Maintenant, le travail d’édition :
1 – Pour le texte lui-même, je crois qu’il faut encore le revoir. Certains passages sont nettement obscurs et pas toujours, apparemment, de l’obscurité propre à St-Ex. Il faudrait qu’un lecteur qui ne soit pas N. de V. ou son collaborateur, relise attentivement, crayon en main, et souligne tout ce qui lui paraît douteux ou privé de sens. Ensuite, N. de V. contrôlerait sur les carnets.
2 – Pour la présentation, le classement est évidemment arbitraire. Les Cahiers sur la Structure de l’Univers (III) et l’Économie (IV) sont les seuls à avoir une unité et encore l’économie ne peut se séparer de la politique introduite dans le Cahier II,pourtant. Mais, surtout, le I et le II offrent une classification de textes tout à fait désordonnée. Dans le I (Intelligence et Langage) on trouve des quantités de considérations purement morales dont la place serait dans le II (Éthique). Inversement, le II commence par un texte sur Freud alors que beaucoup de notes sur la psychanalyse sont réunies dans le I. Et ce n’est pas le seul exemple.
La vérité est que, sauf dans le cas d’un sujet très spécialisé, comme la Structure de l’Univers, on ne peut distribuer, sous des rubriques précises, les réflexions d’un littérateur. Quand il parle de langage, il parle aussi de morale. En composant des rubriques, on sollicite sa pensée. Ici, la sollicitation est un peu aggravée par des titres intercalaires qui reprennent, en capitales, certaines phrases des carnets, et d’une certaine manière, orientent arbitrairement la lecture.
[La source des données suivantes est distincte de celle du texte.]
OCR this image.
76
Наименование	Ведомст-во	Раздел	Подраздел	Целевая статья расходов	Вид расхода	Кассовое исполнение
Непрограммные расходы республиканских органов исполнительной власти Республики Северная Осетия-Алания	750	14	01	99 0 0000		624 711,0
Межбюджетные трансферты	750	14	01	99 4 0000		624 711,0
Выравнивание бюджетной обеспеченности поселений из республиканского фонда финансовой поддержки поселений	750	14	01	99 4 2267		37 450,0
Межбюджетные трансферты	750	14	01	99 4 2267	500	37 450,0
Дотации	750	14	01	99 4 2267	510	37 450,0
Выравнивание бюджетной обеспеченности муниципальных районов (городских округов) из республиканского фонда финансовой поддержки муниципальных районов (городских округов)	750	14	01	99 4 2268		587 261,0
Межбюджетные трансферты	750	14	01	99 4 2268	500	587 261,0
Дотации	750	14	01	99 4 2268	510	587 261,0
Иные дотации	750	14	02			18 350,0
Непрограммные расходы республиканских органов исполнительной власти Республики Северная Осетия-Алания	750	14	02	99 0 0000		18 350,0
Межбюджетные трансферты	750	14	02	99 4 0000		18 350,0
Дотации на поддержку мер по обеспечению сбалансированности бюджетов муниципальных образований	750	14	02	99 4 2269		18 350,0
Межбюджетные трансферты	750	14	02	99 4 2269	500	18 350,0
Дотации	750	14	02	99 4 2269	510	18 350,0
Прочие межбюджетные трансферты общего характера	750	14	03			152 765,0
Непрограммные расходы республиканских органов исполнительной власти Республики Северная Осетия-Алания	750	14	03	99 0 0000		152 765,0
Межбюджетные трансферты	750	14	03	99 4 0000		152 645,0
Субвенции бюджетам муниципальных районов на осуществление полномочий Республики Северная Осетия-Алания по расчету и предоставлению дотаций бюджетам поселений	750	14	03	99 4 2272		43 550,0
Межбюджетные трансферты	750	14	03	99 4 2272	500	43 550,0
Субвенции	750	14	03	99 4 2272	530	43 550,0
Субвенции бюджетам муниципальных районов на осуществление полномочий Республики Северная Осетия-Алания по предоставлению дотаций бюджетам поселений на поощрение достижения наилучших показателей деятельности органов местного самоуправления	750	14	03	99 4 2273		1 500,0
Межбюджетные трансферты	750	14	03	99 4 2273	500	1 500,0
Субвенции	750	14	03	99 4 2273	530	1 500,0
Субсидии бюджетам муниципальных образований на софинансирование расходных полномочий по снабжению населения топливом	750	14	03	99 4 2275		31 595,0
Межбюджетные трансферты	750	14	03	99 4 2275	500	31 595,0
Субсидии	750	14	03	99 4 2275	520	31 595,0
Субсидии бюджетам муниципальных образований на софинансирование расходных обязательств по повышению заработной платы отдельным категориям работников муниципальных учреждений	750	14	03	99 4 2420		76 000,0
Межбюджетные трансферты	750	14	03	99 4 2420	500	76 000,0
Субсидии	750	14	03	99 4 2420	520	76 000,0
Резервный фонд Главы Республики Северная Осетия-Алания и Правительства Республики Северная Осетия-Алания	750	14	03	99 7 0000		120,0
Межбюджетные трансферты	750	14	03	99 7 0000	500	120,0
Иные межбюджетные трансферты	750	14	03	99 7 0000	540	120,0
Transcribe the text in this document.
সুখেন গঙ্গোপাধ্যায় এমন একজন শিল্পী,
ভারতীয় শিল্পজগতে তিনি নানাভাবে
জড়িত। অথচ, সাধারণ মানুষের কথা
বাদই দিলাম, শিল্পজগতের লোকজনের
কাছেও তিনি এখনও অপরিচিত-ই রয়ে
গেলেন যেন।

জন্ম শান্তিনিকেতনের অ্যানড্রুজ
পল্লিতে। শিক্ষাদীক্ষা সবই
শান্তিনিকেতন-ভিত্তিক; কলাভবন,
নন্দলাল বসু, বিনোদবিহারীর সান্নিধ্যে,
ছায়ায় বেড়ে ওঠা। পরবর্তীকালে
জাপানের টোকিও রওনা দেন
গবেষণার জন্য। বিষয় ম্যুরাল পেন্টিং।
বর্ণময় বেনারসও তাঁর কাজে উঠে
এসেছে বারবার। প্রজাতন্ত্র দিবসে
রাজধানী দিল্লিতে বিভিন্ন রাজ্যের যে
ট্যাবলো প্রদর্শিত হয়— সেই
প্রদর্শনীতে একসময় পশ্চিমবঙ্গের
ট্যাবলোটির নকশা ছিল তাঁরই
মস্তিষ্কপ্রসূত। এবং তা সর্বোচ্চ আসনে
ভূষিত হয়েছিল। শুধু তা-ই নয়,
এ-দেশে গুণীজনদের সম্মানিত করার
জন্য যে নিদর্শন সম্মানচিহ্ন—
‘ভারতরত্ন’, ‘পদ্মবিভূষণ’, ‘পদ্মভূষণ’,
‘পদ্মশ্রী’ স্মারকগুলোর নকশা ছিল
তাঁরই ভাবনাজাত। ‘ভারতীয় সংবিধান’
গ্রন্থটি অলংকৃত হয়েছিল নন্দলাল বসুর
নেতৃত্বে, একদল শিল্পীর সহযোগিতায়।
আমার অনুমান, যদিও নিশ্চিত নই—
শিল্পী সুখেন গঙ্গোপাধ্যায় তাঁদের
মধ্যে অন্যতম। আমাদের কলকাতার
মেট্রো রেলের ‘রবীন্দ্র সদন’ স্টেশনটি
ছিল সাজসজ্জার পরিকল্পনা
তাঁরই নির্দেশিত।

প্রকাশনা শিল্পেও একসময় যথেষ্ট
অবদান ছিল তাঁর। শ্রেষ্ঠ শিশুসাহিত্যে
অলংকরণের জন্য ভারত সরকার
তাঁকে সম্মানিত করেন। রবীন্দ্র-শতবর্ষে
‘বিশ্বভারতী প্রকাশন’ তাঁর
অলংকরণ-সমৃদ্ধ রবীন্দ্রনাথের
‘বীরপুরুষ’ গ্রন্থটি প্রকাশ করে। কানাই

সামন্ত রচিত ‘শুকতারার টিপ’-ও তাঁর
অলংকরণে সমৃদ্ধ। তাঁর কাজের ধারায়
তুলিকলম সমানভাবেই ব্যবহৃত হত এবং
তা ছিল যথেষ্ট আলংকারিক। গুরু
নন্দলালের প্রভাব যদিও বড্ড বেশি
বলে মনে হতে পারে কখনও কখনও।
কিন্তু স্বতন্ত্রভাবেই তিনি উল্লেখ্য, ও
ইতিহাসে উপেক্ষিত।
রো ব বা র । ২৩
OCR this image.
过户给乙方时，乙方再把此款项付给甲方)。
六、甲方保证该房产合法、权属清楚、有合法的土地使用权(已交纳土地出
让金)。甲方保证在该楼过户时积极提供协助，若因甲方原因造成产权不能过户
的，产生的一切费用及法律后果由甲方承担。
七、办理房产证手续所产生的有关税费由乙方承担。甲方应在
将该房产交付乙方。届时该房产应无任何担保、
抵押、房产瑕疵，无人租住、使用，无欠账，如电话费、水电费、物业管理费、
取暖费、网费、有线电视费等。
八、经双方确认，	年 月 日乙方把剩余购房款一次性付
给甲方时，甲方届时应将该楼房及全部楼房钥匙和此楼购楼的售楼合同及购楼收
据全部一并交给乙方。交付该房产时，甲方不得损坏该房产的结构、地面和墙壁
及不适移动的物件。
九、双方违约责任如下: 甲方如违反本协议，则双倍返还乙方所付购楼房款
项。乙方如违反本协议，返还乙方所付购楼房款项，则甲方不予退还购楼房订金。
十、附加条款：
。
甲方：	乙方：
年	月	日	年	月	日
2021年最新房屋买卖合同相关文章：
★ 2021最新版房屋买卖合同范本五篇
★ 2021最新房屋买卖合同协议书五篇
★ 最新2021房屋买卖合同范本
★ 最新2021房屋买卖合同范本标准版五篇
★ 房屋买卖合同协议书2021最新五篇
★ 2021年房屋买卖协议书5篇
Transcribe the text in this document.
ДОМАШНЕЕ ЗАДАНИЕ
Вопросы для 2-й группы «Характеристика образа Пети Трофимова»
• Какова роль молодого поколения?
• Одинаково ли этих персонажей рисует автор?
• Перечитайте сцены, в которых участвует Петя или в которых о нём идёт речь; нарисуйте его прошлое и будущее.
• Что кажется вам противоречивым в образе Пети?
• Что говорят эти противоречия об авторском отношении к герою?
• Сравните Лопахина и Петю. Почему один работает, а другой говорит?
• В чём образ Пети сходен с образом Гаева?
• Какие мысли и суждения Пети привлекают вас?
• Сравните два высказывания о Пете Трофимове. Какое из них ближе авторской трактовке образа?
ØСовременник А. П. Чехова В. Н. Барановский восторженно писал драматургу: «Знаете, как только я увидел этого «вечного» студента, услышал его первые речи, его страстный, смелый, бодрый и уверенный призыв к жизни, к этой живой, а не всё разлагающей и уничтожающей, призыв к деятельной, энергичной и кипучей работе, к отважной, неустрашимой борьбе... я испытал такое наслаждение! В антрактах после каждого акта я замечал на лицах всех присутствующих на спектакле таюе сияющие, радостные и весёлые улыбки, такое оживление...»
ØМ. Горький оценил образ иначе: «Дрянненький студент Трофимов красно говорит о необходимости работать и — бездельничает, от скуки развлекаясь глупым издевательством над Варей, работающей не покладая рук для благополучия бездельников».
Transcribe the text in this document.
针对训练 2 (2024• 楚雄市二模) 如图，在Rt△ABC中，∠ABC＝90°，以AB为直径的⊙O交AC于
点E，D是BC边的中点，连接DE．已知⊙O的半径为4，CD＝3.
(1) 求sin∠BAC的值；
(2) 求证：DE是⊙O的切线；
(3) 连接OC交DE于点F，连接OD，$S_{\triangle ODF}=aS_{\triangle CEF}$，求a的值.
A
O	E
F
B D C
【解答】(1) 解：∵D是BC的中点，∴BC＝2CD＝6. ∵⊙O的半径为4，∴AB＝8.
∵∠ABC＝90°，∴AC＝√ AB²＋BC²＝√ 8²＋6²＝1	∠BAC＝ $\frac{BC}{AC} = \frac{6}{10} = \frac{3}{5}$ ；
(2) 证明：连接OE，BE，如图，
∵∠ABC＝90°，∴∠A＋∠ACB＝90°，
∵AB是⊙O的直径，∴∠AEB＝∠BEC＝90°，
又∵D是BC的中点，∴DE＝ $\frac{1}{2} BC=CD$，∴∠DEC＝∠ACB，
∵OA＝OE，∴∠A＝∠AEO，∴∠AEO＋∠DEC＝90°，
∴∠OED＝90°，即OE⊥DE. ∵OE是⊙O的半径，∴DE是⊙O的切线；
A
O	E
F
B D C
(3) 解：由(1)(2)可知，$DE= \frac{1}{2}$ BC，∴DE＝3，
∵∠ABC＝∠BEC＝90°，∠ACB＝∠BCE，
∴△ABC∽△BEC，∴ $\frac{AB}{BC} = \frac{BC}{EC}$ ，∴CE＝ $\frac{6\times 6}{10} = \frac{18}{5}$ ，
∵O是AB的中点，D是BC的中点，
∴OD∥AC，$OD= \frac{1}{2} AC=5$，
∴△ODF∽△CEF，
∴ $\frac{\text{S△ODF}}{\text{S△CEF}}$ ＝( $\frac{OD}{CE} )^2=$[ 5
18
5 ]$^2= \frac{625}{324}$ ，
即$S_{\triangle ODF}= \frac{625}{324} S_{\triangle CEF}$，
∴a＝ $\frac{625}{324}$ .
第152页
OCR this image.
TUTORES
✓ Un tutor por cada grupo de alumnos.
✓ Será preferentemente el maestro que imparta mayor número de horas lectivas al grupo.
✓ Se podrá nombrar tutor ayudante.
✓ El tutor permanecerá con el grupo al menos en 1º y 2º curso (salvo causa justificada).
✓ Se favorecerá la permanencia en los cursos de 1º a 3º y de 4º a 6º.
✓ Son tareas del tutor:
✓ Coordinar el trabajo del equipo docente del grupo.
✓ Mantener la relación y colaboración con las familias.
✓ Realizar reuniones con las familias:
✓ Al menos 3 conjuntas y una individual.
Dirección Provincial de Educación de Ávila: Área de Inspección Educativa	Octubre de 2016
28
Quelle que soit la solution adoptée, je considère, en tout cas, qu’il serait préférable de supprimer ces titres.
Maintenant, la solution. Vous ferez ce que vous voudrez. Je continue à penser que l’ordre chronologique est le seul qui soit fidèle quand on publie les notes et fragments d’un auteur. Et, personnellement, si
cette aventure m’arrivait, je me lèverais d’entre les morts pour réclamer d’être présenté au long de mon propre temps. Aucun éditeur, même intelligent, même intime de l’auteur, ne peut recomposer ce que l’auteur lui-même n’a pas su composer et qu’il a accepté de confier au temps et à l’évolution de sa pensée ou de son art. Si N. de V. ne veut pas recommencer son travail, alors demandez-lui au moins de fondre les deux premiers cahiers, les deux autres servant d’appendices. Et si elle veut le statu quo, alors paix à Saint-Ex !
Ouf, je t’écrirai une autre fois question coeur. Pour le moment, je vous embrasse tous.
A. C . »
Épilogue
Les Carnets, dont quelques brefs extraits étaient parus en revues en 1952, furent publiés en 1953 par Pierre Chevrier et Michel Quesnel, suivant un classement thématique contraire à la juste recommandation de Camus. Mais une nouvelle édition parut en 1975, donnée par les mêmes éditeurs : l’ordre chronologique du manuscrit (six carnets de 1935 à 1940) était cette fois-ci respecté. Ce parti pris chronologique fut retenu pour le premier tome des Œuvres complètes de l’auteur du Petit Prince, paru en 1994 dans la « Pléiade ».
1. L’exposition actuellement présentée à Aix-en-Provence par la bibliothèque Méjanes, où sont aujourd’hui conservées les archives personnelles d’Albert Camus, retrace l’histoire de ces deux âges de la « Pléiade Camus » – dressant, en outre, un intéressant parallèle avec l’édition des œuvres de Saint-John Perse en Pléiade.